The Witch DP Jarin Blaschke’s Lens Tests (With Stills)
In conjunction with his interview regarding The Witch, cinematographer Jarin Blaschke shared with Filmmaker a series of frames taken from his preproduction lens tests.
Here’s Blaschke’s thoughts on the tests, which were conducted at Panavision Hollywood with an Arri Alexa:
I had used Cooke Panchro Series 2s [from the 1950s] on a couple smaller pieces and Super Baltars on the last short film with [The Witch] director Rob Eggers, Brothers. I liked them both for certain things, but never compared them side by side or alongside other vintage glass. I asked Panavision [Hollywood] about everything available pre-Panavised Zeiss and made a simple test of it. Some of them were very off-catalog. They included Cooke Series 1, Cooke Series 2, Super Baltars, Kowas, Panavision [Standard Primes], and Panavision [Ultra Speeds]. I made stills of [the tests] from Rec709 as a calibration point and analyzed the subjective differences at T2.8: how points of light and broad areas of light may glow or flare, the impression of bokeh, reproduction of color, overall contrast, as well as the micro-contrast and perceived sharpness across a face.
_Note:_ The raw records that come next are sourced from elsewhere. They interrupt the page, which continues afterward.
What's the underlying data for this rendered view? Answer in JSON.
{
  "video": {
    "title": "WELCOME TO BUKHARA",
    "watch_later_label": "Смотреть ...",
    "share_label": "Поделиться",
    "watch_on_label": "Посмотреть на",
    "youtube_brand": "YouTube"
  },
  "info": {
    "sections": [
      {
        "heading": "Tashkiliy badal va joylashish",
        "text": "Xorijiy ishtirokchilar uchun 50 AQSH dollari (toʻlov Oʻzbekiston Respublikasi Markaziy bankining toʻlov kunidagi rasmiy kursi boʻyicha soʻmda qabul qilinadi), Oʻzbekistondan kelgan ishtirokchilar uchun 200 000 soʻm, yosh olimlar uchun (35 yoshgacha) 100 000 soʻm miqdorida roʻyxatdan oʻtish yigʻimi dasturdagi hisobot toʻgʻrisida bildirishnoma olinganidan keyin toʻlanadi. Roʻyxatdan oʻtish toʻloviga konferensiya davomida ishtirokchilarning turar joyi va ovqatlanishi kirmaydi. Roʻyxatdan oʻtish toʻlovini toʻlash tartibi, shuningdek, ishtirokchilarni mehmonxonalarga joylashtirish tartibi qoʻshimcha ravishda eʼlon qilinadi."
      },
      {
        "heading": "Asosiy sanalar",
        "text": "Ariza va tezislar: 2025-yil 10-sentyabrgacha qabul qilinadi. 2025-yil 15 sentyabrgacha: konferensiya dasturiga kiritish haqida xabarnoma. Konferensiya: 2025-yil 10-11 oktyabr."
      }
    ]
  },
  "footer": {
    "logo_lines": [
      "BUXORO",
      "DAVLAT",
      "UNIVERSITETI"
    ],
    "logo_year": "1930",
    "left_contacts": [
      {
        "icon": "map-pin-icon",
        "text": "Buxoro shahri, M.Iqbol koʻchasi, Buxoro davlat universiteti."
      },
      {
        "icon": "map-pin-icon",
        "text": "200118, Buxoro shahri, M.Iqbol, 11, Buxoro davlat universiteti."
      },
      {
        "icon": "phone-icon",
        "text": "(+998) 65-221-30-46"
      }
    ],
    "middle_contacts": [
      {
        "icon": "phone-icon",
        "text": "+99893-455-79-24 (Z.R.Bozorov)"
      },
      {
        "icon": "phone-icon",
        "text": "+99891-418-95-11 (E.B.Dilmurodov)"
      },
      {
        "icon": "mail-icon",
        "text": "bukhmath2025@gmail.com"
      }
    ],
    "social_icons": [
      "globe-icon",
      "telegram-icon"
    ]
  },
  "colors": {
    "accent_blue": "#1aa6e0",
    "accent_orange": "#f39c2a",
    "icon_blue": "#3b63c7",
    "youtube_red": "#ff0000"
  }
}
I loved the swirly bokeh of the Series 1s, but Panavision didn’t have them all rehoused then. But they probably would have crossed the line in ghosting anyway with all the bright windows in the movie. The Series 2s still had a beautiful astigmatic swirl to the backgrounds and pleasant vignetting. Bright sources glowed for a little atmosphere, but not too much to totally destroy the image. And there was no chromatic aberration that I could see, something I generally hate, except for maybe a 60s or 70s period film. So Cooke Panchros Series 2 it was.